Wednesday, March 28, 2007

An excellent question

Apropos of the Quebec election, nottawa asks:
What's the difference between:
(a) a federalist liberal from Quebec who storms out of a Liberal party convention, throws a hissy fit in the early 1990s, quits and starts another party; and
(b) a federalist liberal from Quebec who storms out of a Liberal party convention, throws a hissy fit in the early 1990s, quits and starts another party?

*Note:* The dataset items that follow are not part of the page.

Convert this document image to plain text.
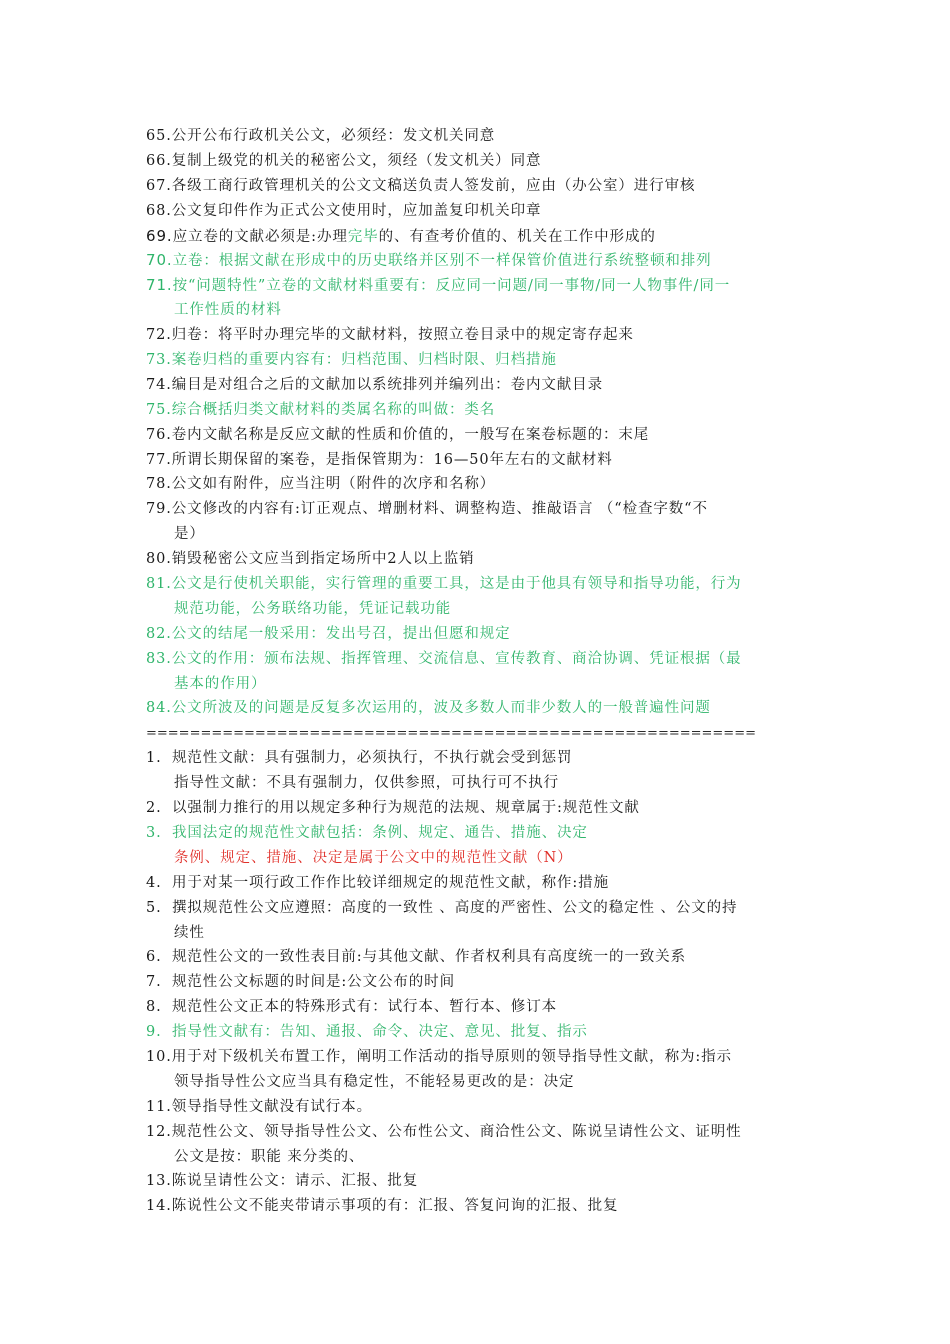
65.公开公布行政机关公文，必须经：发文机关同意
66.复制上级党的机关的秘密公文，须经（发文机关）同意
67.各级工商行政管理机关的公文文稿送负责人签发前，应由（办公室）进行审核
68.公文复印件作为正式公文使用时，应加盖复印机关印章
69.应立卷的文献必须是:办理完毕的、有查考价值的、机关在工作中形成的
70.立卷：根据文献在形成中的历史联络并区别不一样保管价值进行系统整顿和排列
71.按“问题特性”立卷的文献材料重要有：反应同一问题/同一事物/同一人物事件/同一
工作性质的材料
72.归卷：将平时办理完毕的文献材料，按照立卷目录中的规定寄存起来
73.案卷归档的重要内容有：归档范围、归档时限、归档措施
74.编目是对组合之后的文献加以系统排列并编列出：卷内文献目录
75.综合概括归类文献材料的类属名称的叫做：类名
76.卷内文献名称是反应文献的性质和价值的，一般写在案卷标题的：末尾
77.所谓长期保留的案卷，是指保管期为：16—50年左右的文献材料
78.公文如有附件，应当注明（附件的次序和名称）
79.公文修改的内容有:订正观点、增删材料、调整构造、推敲语言 （“检查字数“不
是）
80.销毁秘密公文应当到指定场所中2人以上监销
81.公文是行使机关职能，实行管理的重要工具，这是由于他具有领导和指导功能，行为
规范功能，公务联络功能，凭证记载功能
82.公文的结尾一般采用：发出号召，提出但愿和规定
83.公文的作用：颁布法规、指挥管理、交流信息、宣传教育、商洽协调、凭证根据（最
基本的作用）
84.公文所波及的问题是反复多次运用的，波及多数人而非少数人的一般普遍性问题
========================================================
1. 规范性文献：具有强制力，必须执行，不执行就会受到惩罚
指导性文献：不具有强制力，仅供参照，可执行可不执行
2. 以强制力推行的用以规定多种行为规范的法规、规章属于:规范性文献
3. 我国法定的规范性文献包括：条例、规定、通告、措施、决定
条例、规定、措施、决定是属于公文中的规范性文献（N）
4. 用于对某一项行政工作作比较详细规定的规范性文献，称作:措施
5. 撰拟规范性公文应遵照：高度的一致性 、高度的严密性、公文的稳定性 、公文的持
续性
6. 规范性公文的一致性表目前:与其他文献、作者权利具有高度统一的一致关系
7. 规范性公文标题的时间是:公文公布的时间
8. 规范性公文正本的特殊形式有：试行本、暂行本、修订本
9. 指导性文献有：告知、通报、命令、决定、意见、批复、指示
10.用于对下级机关布置工作，阐明工作活动的指导原则的领导指导性文献，称为:指示
领导指导性公文应当具有稳定性，不能轻易更改的是：决定
11.领导指导性文献没有试行本。
12.规范性公文、领导指导性公文、公布性公文、商洽性公文、陈说呈请性公文、证明性
公文是按：职能 来分类的、
13.陈说呈请性公文：请示、汇报、批复
14.陈说性公文不能夹带请示事项的有：汇报、答复问询的汇报、批复
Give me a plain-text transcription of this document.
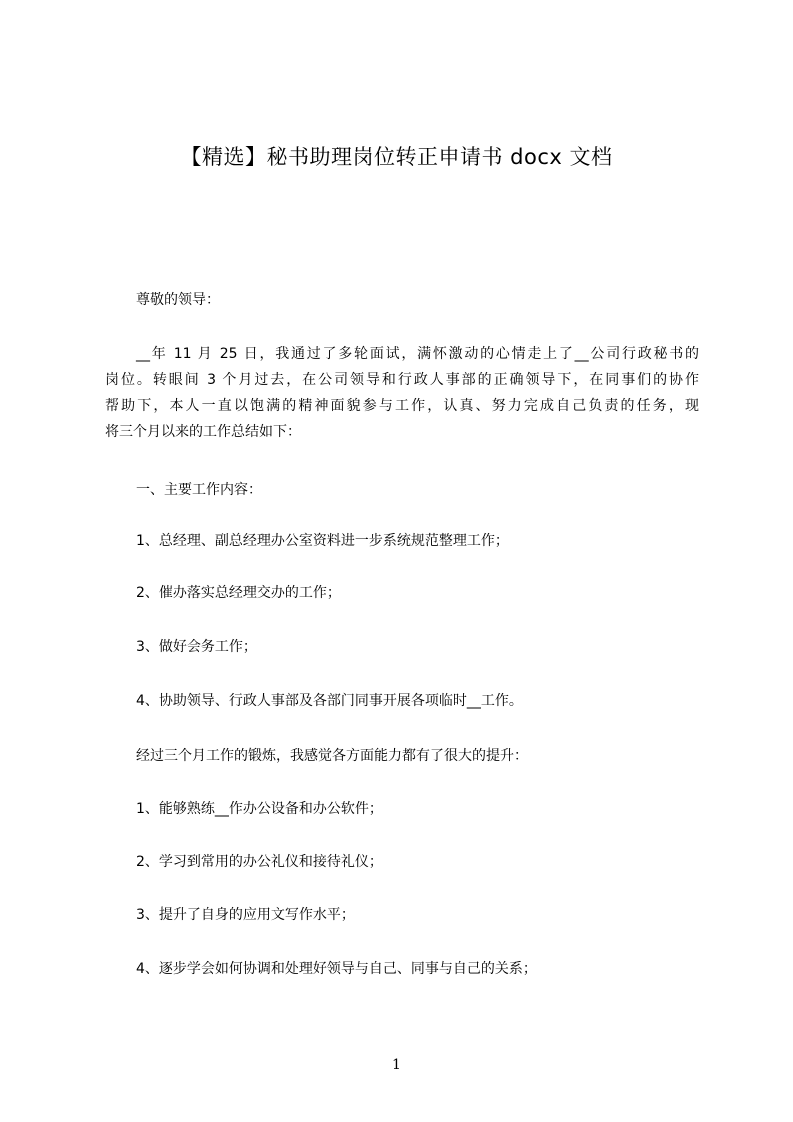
【精选】秘书助理岗位转正申请书 docx 文档
尊敬的领导：
__年 11 月 25 日，我通过了多轮面试，满怀激动的心情走上了__公司行政秘书的
岗位。转眼间 3 个月过去，在公司领导和行政人事部的正确领导下，在同事们的协作
帮助下，本人一直以饱满的精神面貌参与工作，认真、努力完成自己负责的任务，现
将三个月以来的工作总结如下：
一、主要工作内容：
1、总经理、副总经理办公室资料进一步系统规范整理工作；
2、催办落实总经理交办的工作；
3、做好会务工作；
4、协助领导、行政人事部及各部门同事开展各项临时__工作。
经过三个月工作的锻炼，我感觉各方面能力都有了很大的提升：
1、能够熟练__作办公设备和办公软件；
2、学习到常用的办公礼仪和接待礼仪；
3、提升了自身的应用文写作水平；
4、逐步学会如何协调和处理好领导与自己、同事与自己的关系；
1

In other words, why are the very same Tories, (some) Liberals, and journalists who took great glee in referring to Jean Lapierre as a separatist going to such great lengths today to call Mario Dumont federalist? Especially given that Dumont has been giving interviews in French all day adamantly declaring otherwise?
To declare this a victory for the federalists seems so wrong it makes my head hurt. Whether or not Dumont is an outspoken separatist now -- he was once -- it's clear that his party is an easy refuge for the ethnic nationalism and racism from which too much of the separatist impulse flows. Any election where the ADQ does well is an election the separatists -- if not the PQ -- can smile about.

1 comment:

Chester N. Scoville said...

Well, I don't think separatism is dead by any stretch, but it's interesting and at least somewhat encouraging that the PQ can't automatically count on the "not a Liberal" vote anymore, isn't it?